- Theatrical poster
- Directed by: Cirio H. Santiago
- Written by: Frederick Bailey
- Story by: Ellen Collett
- Produced by: Cirio H. Santiago Armida Reynolds
- Starring: Gary Watkins Laura Banks Lynda Wiesmeier Linda Grovenor
- Cinematography: Ricardo Remias
- Edited by: Gervacio Santos (as George Saint)
- Music by: Christopher Young
- Production company: Rodeo
- Distributed by: Concorde Pictures
- Release date: September 1985;
- Running time: 81 minutes
- Countries: United States Philippines
- Language: English

= Wheels of Fire (film) =

Wheels of Fire (Also known as Vindicator and Desert Warrior ) is a 1985 American-Philippines film directed by Cirio H. Santiago. It was partly financed by Roger Corman and was one of the first movies distributed by Corman's new company, Concorde Pictures.

==Plot==
In a post-apocalyptic future, the only semblance of order is an organized militia called "The Ownership" which seeks to peacefully convert scattered settlements to stable governments loyal to them, Trace is a wanderer who once worked for The Ownership, who is joined by his sister Arlie and her boyfriend, Bo; having saved them from a confrontation with a local gang.

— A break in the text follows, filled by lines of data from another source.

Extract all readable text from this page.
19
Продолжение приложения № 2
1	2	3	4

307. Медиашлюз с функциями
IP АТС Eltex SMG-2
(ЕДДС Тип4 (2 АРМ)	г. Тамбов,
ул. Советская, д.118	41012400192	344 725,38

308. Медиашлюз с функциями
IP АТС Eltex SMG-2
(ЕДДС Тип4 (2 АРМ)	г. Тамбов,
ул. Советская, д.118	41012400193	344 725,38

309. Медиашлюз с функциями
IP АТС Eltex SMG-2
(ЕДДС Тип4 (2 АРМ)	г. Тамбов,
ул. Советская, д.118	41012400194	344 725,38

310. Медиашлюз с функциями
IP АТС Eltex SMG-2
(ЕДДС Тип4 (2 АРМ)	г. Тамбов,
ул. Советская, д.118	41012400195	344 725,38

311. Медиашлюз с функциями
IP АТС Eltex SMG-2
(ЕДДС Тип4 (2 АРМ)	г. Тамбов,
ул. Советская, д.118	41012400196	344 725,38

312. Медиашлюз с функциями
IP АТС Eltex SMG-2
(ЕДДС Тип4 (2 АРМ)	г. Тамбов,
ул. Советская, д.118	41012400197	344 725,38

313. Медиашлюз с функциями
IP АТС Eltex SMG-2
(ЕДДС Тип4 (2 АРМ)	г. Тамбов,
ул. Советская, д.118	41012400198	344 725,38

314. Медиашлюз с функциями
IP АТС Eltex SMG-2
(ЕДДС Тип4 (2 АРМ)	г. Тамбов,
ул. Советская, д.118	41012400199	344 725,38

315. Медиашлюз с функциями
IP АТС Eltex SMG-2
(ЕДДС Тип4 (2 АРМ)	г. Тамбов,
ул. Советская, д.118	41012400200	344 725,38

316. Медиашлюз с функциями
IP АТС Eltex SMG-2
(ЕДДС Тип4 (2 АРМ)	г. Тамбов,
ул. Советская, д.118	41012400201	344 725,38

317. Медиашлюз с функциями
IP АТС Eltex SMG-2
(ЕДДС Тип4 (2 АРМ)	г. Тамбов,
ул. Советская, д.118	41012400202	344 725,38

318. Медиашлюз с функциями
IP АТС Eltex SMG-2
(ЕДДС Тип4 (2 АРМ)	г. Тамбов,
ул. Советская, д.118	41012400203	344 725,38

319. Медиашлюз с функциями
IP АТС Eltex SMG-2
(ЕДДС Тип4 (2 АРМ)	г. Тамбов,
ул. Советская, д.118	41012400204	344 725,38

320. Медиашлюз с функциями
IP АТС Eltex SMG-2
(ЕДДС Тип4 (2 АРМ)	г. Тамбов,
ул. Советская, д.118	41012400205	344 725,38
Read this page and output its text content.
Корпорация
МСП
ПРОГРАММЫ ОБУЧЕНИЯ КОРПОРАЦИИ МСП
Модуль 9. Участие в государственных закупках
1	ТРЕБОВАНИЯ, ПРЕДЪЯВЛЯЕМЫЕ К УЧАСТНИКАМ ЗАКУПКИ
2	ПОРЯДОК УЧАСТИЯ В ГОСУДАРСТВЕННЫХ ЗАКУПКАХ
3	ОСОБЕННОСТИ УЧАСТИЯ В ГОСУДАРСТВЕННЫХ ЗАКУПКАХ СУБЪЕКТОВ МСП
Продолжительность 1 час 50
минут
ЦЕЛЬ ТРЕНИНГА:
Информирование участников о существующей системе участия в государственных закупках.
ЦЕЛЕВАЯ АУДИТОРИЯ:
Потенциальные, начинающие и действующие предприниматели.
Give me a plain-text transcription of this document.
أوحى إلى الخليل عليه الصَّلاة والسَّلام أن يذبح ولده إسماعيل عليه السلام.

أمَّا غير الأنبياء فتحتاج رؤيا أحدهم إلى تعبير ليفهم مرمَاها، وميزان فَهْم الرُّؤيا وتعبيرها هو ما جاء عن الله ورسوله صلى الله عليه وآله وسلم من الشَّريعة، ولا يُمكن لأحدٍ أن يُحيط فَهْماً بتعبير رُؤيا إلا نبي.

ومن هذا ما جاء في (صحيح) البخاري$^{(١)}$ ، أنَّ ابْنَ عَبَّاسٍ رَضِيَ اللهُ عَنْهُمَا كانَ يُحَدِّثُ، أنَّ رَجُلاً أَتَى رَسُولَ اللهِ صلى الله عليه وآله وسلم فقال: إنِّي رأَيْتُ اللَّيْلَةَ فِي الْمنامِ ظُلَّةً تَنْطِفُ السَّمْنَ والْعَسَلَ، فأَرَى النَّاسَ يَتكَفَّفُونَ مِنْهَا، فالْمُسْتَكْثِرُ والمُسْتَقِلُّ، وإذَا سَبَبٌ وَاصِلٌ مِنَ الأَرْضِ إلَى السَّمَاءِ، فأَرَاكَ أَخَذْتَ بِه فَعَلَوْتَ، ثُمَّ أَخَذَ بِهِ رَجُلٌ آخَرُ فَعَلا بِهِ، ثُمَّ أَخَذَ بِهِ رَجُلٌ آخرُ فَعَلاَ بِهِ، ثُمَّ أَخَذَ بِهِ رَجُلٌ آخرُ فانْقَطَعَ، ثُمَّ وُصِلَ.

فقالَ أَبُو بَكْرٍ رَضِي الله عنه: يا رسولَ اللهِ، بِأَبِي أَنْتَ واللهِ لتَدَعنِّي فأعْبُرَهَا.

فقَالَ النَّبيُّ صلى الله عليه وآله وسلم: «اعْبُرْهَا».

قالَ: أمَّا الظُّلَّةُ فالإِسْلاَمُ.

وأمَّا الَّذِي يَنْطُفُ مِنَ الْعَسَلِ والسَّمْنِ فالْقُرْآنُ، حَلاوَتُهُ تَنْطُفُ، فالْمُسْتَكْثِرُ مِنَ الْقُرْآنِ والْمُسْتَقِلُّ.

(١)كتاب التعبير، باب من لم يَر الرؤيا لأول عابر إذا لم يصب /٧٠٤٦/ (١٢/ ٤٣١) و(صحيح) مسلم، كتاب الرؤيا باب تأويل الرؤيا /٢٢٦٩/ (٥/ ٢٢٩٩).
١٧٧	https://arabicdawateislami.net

Trace, Arlie and Bo soon encounter a band led by a man called "Scourge" and split up, Trace defeats the bandits following him, but Bo and Arlie are captured by Scourge's men. Bo is allowed to join the bandits, Arlie is taken by Scourge to be his sex slave. Back on the road, Trace saves a Mercenary called 'Stinger' from Scourge's men and the two join forces and continue on. Stinger and Trace find a group of 'Sand People' and rescue a psychic captive called 'Spike' who also joins them.

Stinger, Spike, and Trace leave together and find an Ownership fuel convoy that was attacked. They return the sole survivor to his community of 'True believers', Trace leave Stinger and Spike with the True Believers and continues on to find his sister. Scourge's men attack and destroy the True Believer camp, and when Trace returns he finds Stinger and the Ownership forces plotting a retaliatory strike. Trace notices his sisters locket around the neck of one of Scourge's dead men, In a rage, Trace ignores Stinger's requests for him to wait for the Ownership forces and a joint strike and goes alone.

Trace goes to Scourge's fortress and finds Arlie, while escaping Trace realizes that the Ownership is advancing into a trap set by Scourge. Arlie dies while disarming the trap before it destroys the Ownership forces. Outnumbered, Scourge runs away but Trace catches up with him and kills him with Arlie's car. Stinger leads the Ownership troops in claiming the fortress and is killed by Scourge's second in command.

==Cast==
- Gary Watkins as Trace
- Laura Banks as Stinger
- Lynda Wiesmeier as Arlie
- Linda Grovenor as Spike
- Joseph Anderson as Scourge
- Joseph Zucchero as Whiz
- Jack S. Daniels as Scag
- Steve Parvin as Bo
- Nigel Hogge as Ambassador
- Dennis Cole as Harlan
- Don Gordon Bell as Robot

==Production==
Wheels of Fire was filmed in part in the island of Corregidor in the Philippines.

Roger Corman invested money in the film. He had previously invested in a similar movie from Santiago, Styker (1983) which was distributed by Corman's former company, New World Pictures. However that company refused to distribute Wheels of Fire, contributing to Corman suing New World and setting up his own distribution arm again, Concorde Pictures. That company distributed Wheels of Fire.

Footage from the movie was reused in another post apocalpytic story shot in the Philippines directed by Santiago, Raiders of the Sun.

== Critical reception ==
Variety called Wheels of Fire a 'Bargain-Basement rip-off of The Road Warrior series'

The Los Angeles Times said "the script is not just bad it's unspeakably bad, soaked through with grungy, low life sadism."

One critic called it "this limp entry into the mid-’80s post-apocalyptic adventure genre" which "may have the undesirable triple honor of being the suckiest, sleaziest and dullest of the many Road Warrior rip-offs."